Break it up! That’s the schoolyard cry when kids tangle and things get out of hand. But as America’s polarized political factions get down and increasingly dirty, some people want to break up not the fight, but the country folks are fighting over.
Boston College’s Paul Lewis, a professor of English, caused a ruckus in September of 2003 when he, tongue in cheek, opined in the Toronto Globe and Mail that states which supported Al Gore in 2000 should secede and join Canada. “Citizens of the new Canadian provinces would enjoy basic entitlements and benefits unheard of in the U.S., including: universal health care; good and affordable colleges and universities; good mass transit in major cities…”
Harboring more-modest goals, former economics professor Thomas Naylor wins respectful media coverage for his campaign to withdraw Vermont from the United States. On the Second Vermont Republic website, Naylor calls for a nation based on “[d]irect democracy, sustainability, economic solidarity, quality education, wellness, nonviolence…”
Far across the political spectrum, Cory Burnell’s Christian Exodus organization “is coordinating the move of thousands of Christians to South Carolina for the express purpose of re-establishing Godly, constitutional government,” according to the Knight-Ridder news service.
Christian Exodus draws inspiration, though not ideology, from the Free State Project, a much-publicized group that is resettling thousands of libertarians in New Hampshire. In the essay that launched the project, founder Jason Sorens wrote of concentrating individualists with the goal of “reducing government to the minimal functions of protecting life, liberty and property.” The project isn’t overtly secessionist, but it reserves the tactic as a last resort.
And why shouldn’t secession be a political tactic?
The US government, born of secession from Britain, bases its legitimacy on the “consent of the governed.” It’s clear that Americans are a fractious people and they consent to be governed in very different, and mutually exclusive, ways. Cory Burnell’s theocratic vision runs afoul of Paul Lewis’s desire for equal rights for gay and lesbians. Thomas Naylor’s bicycle-riding communitarians butt heads with Jason Sorens’s live-and-let-live libertarian allies.
Would it be so terrible if Lewis, Naylor, Burnell and Sorens got to live as they pleased with like-minded people? They would probably be happier to be governed according to their own values, and they might even get along better with one another if freed from each other’s conflicting ideologies.
True, the idea that people with different preferences might be better off negotiating an amicable political divorce doesn’t square with fifth-grade Social Studies lessons about democracy. Generations of students have been taught that 51% of the population has the divine right to treat the other 49% like the losers in a playground game of kickball and the losers should suck it up. But as Enrico Spolaore, professor of economics at Brown University, and Alberto Alesina, professor of economics at Harvard University, write in their 2003 book, The Size of Nations, “as countries become larger, diversity of preferences, culture, language etc. of their population increases. As heterogeneity increases, then, more and more individuals or regions will be less satisfied by the central government policies.”

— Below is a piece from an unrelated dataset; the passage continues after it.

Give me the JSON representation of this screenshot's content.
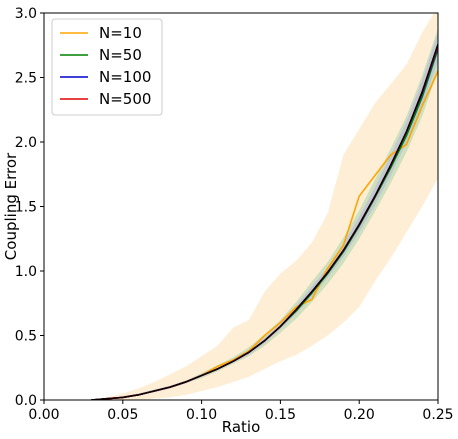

Mini-states don’t just make their citizens happier; they can be prosperous, Spolaore and Alesina say, if they embrace free trade.
Which brings us back to the obvious fact that many Americans conceive of hell as a world in which they must abide by the values of some of their countrymen.
This wouldn’t matter if the US still took federalism seriously. Then, constrained by constitutional protections for individual rights, states could continue to experiment with different systems within the same country. Spolaore and Alesina “emphasize how decentralization can, up to a point, substitute for secessions” and cite traditional US federalism as a model for keeping different types of people happy by distributing decision-making power to states, localities and individuals.
That’s fine and dandy, but in modern America the political action is increasingly concentrated in Washington, D.C. As Professor Norman Barry, a political scientist at Britain’s University of Buckingham who writes extensively on federalism around the world, observes, “America is no help. Its Constitution clearly delineates (under the Tenth Amendment) the respective roles for the federal government and the states but that has not held.” The whims of a few hundred members of Congress become the law of the land for liberals, conservatives, communitarians, libertarians, Christian fundamentalists and everybody else.
In a nation of hundreds of millions of citizens, isn’t it inevitable that the Lewises, Naylors, Burnells and Sorenses, along with uncounted others, “will be less satisfied by the central government policies”?
For now, America’s secessionists remain on the fringes. But if federal politicos insist on one-size-fits-all policies for a diverse population, it’s only a matter of time before people in the mainstream contemplate the benefits to be had if they decide to “break it up.”